• dan@upvote.au
    link
    fedilink
    arrow-up
    1
    ·
    edit-2
    9 months ago

    I broke the home page of a big tech (FAANG) company.

    I added a call to an API created by another team. I did an initial test with 2% of production traffic + 50% of employee traffic, and it worked fine. After a day or two, I rolled out to 100% of users, and it broke the home page. It was broken for around 3 minutes until the deployment oncall found the killswitch I put in the code and turned it off. They noticed the issue quicker than I did.

    What I didn’t realise was that only some of the methods of this class had Memcache caching. The method I was calling did not. It turns out it was running a database query on a DB with a single shard and only 4 replicas, that wasn’t designed for production traffic.
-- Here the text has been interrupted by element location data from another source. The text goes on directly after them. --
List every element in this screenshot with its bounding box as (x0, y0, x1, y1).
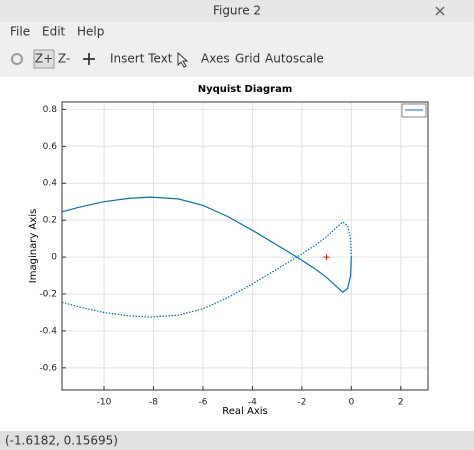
y-tick-label: -0.4 (39, 326, 57, 336)
toolbar-button[interactable]: Autoscale (265, 52, 324, 66)
zoom-in-button[interactable] (33, 49, 55, 69)
pan-icon[interactable] (83, 53, 95, 65)
chart-title: Nyquist Diagram (198, 84, 293, 95)
close-button[interactable] (435, 6, 445, 16)
toolbar-button[interactable]: Grid (235, 52, 260, 66)
toolbar-button[interactable]: Axes (201, 52, 230, 66)
toolbar-button[interactable]: Insert Text (110, 52, 173, 66)
menu-toolbar-bg (0, 22, 474, 77)
x-tick-label: -2 (297, 398, 306, 408)
status-text: (-1.6182, 0.15695) (5, 434, 118, 448)
status-bar (0, 431, 474, 450)
plot-frame (61, 101, 429, 391)
toolbar-button[interactable]: Z- (58, 52, 70, 66)
y-tick-label: 0.2 (43, 216, 57, 226)
nyquist-curve (61, 196, 352, 293)
y-tick-label: -0.6 (39, 363, 57, 373)
x-tick-label: -6 (198, 398, 207, 408)
title-bar (0, 0, 474, 22)
y-axis-label: Imaginary Axis (28, 209, 39, 283)
x-tick-label: 2 (398, 398, 404, 408)
window-title: Figure 2 (213, 4, 261, 18)
menu-item[interactable]: Help (77, 25, 104, 39)
y-tick-label: 0.8 (43, 105, 58, 115)
toolbar-button[interactable]: Z+ (35, 52, 53, 66)
critical-point (323, 254, 330, 261)
y-tick-label: 0.4 (43, 179, 58, 189)
x-tick-label: 0 (348, 398, 354, 408)
y-tick-label: 0 (51, 253, 57, 263)
y-tick-label: -0.2 (39, 290, 57, 300)
rotate-icon[interactable] (11, 53, 23, 65)
figure-area (0, 77, 474, 431)
x-tick-label: -10 (97, 398, 112, 408)
y-tick-label: 0.6 (43, 142, 58, 152)
x-axis-label: Real Axis (222, 406, 267, 417)
x-tick-label: -4 (248, 398, 257, 408)
menu-item[interactable]: Edit (42, 25, 66, 39)
x-tick-label: -8 (149, 398, 158, 408)
nyquist-curve (61, 221, 352, 318)
select-icon[interactable] (177, 51, 189, 68)
menu-item[interactable]: File (10, 25, 30, 39)
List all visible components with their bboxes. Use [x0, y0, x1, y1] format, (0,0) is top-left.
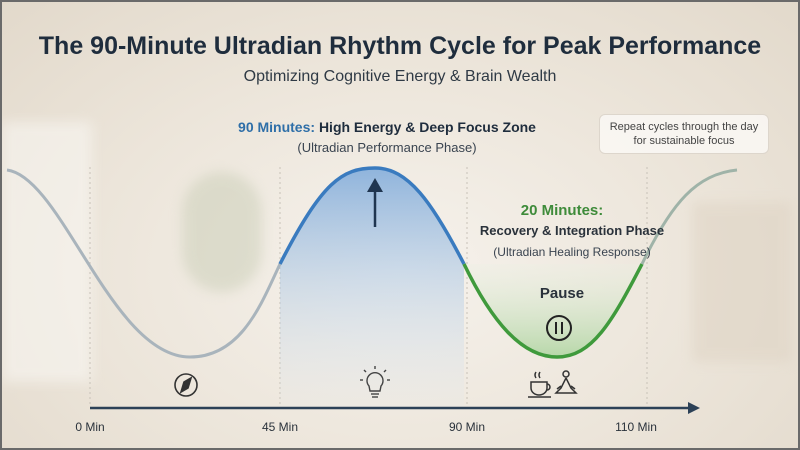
repeat-note: Repeat cycles through the day for sustai… — [599, 114, 769, 154]
recovery-curve — [462, 263, 644, 359]
recovery-label: Recovery & Integration Phase — [479, 223, 665, 238]
up-arrow-icon — [367, 178, 383, 227]
high-phase-sublabel: (Ultradian Performance Phase) — [297, 140, 477, 155]
axis-tick-110: 110 Min — [615, 420, 657, 434]
next-cycle-curve — [640, 168, 738, 265]
time-axis — [90, 402, 700, 414]
page-title: The 90-Minute Ultradian Rhythm Cycle for… — [38, 32, 762, 60]
axis-tick-90: 90 Min — [448, 420, 486, 434]
recovery-duration: 20 Minutes: — [520, 202, 604, 219]
meditation-icon — [554, 370, 578, 394]
compass-icon — [174, 373, 198, 397]
high-energy-curve — [278, 166, 466, 265]
axis-tick-0: 0 Min — [75, 420, 105, 434]
recovery-sublabel: (Ultradian Healing Response) — [493, 245, 651, 259]
high-phase-duration: 90 Minutes: — [238, 119, 316, 135]
page-subtitle: Optimizing Cognitive Energy & Brain Weal… — [243, 68, 557, 85]
green-fill — [464, 264, 642, 357]
background-shelf — [692, 202, 792, 362]
lightbulb-icon — [360, 366, 390, 398]
blue-fill — [280, 168, 464, 407]
pause-label: Pause — [539, 285, 585, 302]
coffee-cup-icon — [528, 371, 551, 398]
high-phase-label: High Energy & Deep Focus Zone — [318, 119, 536, 135]
background-plant — [182, 172, 262, 292]
axis-tick-45: 45 Min — [261, 420, 299, 434]
background-window — [2, 122, 92, 382]
pause-icon — [546, 315, 572, 341]
baseline-curve — [6, 168, 282, 359]
high-phase-heading: 90 Minutes: High Energy & Deep Focus Zon… — [192, 119, 582, 135]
As soon as my code rolled out to 100% of users. the DBs immediately fell over from tens of thousands of simultaneous connections.

    Always use feature flags for risky work! It would have been broken for a lot longer if I didn’t add one and they had to re-deploy the site. The site was continuously pushed all day, but building and deploying could take 45+ mins.

    • jjjalljs@ttrpg.network
      link
      fedilink
      arrow-up
      1
      ·
      9 months ago

      Always use feature flags for risky work! It would have been broken for a lot longer if I didn’t add one and they had to re-deploy the site. The site was continuously pushed all day, but building and deploying could take 45+ mins

      This reminds me of the old saying: everyone has a test environment. Some people are lucky enough to have a separate production environment, too.